Thursday, June 18, 2020

A layman explanation of the Wyckoff Effect

Recently, an investing buddy introduced me to the Wyckoff Effect. Chartists and technicians may have heard of Richard Wyckoff, but this name is unfamiliar to me.

Image by mohisinabbas from Steemit

Richard Demille Wyckoff (1873 - 1934) was a trader, educator and stock market authority in the early 1900s. He was an astute observer of market action, and had developed his own trading technique based on watching the stock price and volume. Wyckoff emphasized on identifying the accumulation and distribution of stock by "smart money" (i.e. financial institutions) and to ride the trend as it develops.

There are two principles espoused by Wyckoff:

The first principle states every market and security is unique and never behaves in the same way twice. Present price movement bears no resemblance to any pattern in the past;

The second principle states since every price movement is unique, present price action should be studied in context to the price action on the previous day, week, month or year.

To ride a price trend, it is important to understand the forces behind it. Wyckoff had three laws to explain this phenomenon. For novices with a basic knowledge of economics, they are relatively easy to comprehend.

The three laws are as follows:

1. The Law of Supply and Demand - When demand is more than supply, the price rises. When supply is more than demand, the price falls.

2. The Law of Effort versus Result - Any price change is the result of an effort expressed by the security's traded volume. When there is consistency or harmony (i.e. a price change on increasing volume), the price movement will continue; when there is divergence or disharmony (a price change but on decreasing volume), the price movement will experience a reversal in direction.

3. The Law of Cause and Effect - Any price trend is due to the combined effort (or cause) in the market. The bigger the cause, the bigger the effect.

Wyckoff's Price Cycle describes the price movement in four phases: (a) accumulation, (b) markup, (c) distribution and (d) markdown. Any price movement up is preceded by the effort of financial institutions accumulating (buying) the stock. While the accumulation is ongoing, the price may trade sideways. When the supply eventually dwindles relative to the demand, the price will enter a markup phase (uptrend). As the price moves higher, there will come a point when the smart money starts to take profit (distribution). While the distribution is ongoing, the price may trade sideways. When supply eventually outstrips the demand, the price will enter a markdown phase (downtrend).

Image by Every Penny from Pinterest

In a nutshell, to benefit from trading the market, one should always swim with the big fish.

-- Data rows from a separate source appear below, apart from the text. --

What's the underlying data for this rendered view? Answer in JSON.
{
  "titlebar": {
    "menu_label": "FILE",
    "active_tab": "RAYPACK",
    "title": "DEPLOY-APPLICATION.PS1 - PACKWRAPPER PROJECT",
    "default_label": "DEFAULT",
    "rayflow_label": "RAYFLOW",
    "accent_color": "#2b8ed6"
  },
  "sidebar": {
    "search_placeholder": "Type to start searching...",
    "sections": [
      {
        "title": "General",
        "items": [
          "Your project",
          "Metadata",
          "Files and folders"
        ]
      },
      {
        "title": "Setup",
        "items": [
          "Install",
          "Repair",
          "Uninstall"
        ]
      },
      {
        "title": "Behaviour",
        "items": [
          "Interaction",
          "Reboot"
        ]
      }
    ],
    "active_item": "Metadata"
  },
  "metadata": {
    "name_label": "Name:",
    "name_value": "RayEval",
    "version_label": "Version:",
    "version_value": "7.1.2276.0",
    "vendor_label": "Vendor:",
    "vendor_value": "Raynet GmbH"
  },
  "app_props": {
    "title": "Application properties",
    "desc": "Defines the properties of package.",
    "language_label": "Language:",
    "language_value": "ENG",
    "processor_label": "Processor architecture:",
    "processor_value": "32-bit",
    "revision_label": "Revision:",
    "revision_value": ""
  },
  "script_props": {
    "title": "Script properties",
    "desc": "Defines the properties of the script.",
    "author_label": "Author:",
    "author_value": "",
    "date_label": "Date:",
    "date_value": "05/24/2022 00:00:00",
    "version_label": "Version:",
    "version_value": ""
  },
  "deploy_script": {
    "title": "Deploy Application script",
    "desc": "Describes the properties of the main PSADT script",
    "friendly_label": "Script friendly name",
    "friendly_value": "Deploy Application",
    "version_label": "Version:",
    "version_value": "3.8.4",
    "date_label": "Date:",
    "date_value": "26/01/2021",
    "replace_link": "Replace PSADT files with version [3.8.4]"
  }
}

Wyckoff provided an analogy of the "Composite Man", as follows:

"…all the fluctuations in the market and in all the various stocks should be studied as if they were the result of one man’s operations. Let us call him the Composite Man, who, in theory, sits behind the scenes and manipulates the stocks to your disadvantage if you do not understand the game as he plays it; and to your great profit if you do understand it."

Wyckoff has a witty example on how the average person ought to react:

"Figuratively speaking, therefore the small trader should imagine himself as a hitch-hiker in the market. For the ordinary hitch-hiker, someone else supplies the car, chauffeur, oil and gas. When he thinks the car is about to go in his direction, he jumps aboard and rides as far as he thinks the car will go."
"When he notices the machine has been stopped by a red light, or is about to turn a corner and go in some other direction, or that the car is running out of gas, or the brakes failing to work properly, he steps off and figures he has secured about as long a ride as he may expect."
"All he has supplied in this transaction is a modest commission and whatever brains were necessary to observe and recognize the opportunity when to get on and off."

There are plenty of websites that provide examples of Wyckoff's Price Cycle in action, and how to trade profitably from it. You can Google for them if you are keen.

To me, Richard Wyckoff's trading strategy makes sense. However, my purpose for investing is to accumulate positions in healthy companies that can provide sustainable dividend income through the years. So I am not really motivated to churn my holdings as they fluctuate between accumulation and distribution. (There is no telling when I can buy them back at the same cost the moment I sold my holdings.)

That said, I do believe studying the stock price movement can help an investor, albeit indirectly. If a downtrend is developing, we can ask ourselves whether to buy at the current price, or wait a bit to acquire the stock at a lower entry level.

While we can never predict accurately the bottom on the right side of the chart, the possibility of saving a few cents can provide a little less angst and a little more return when compounded over the long run.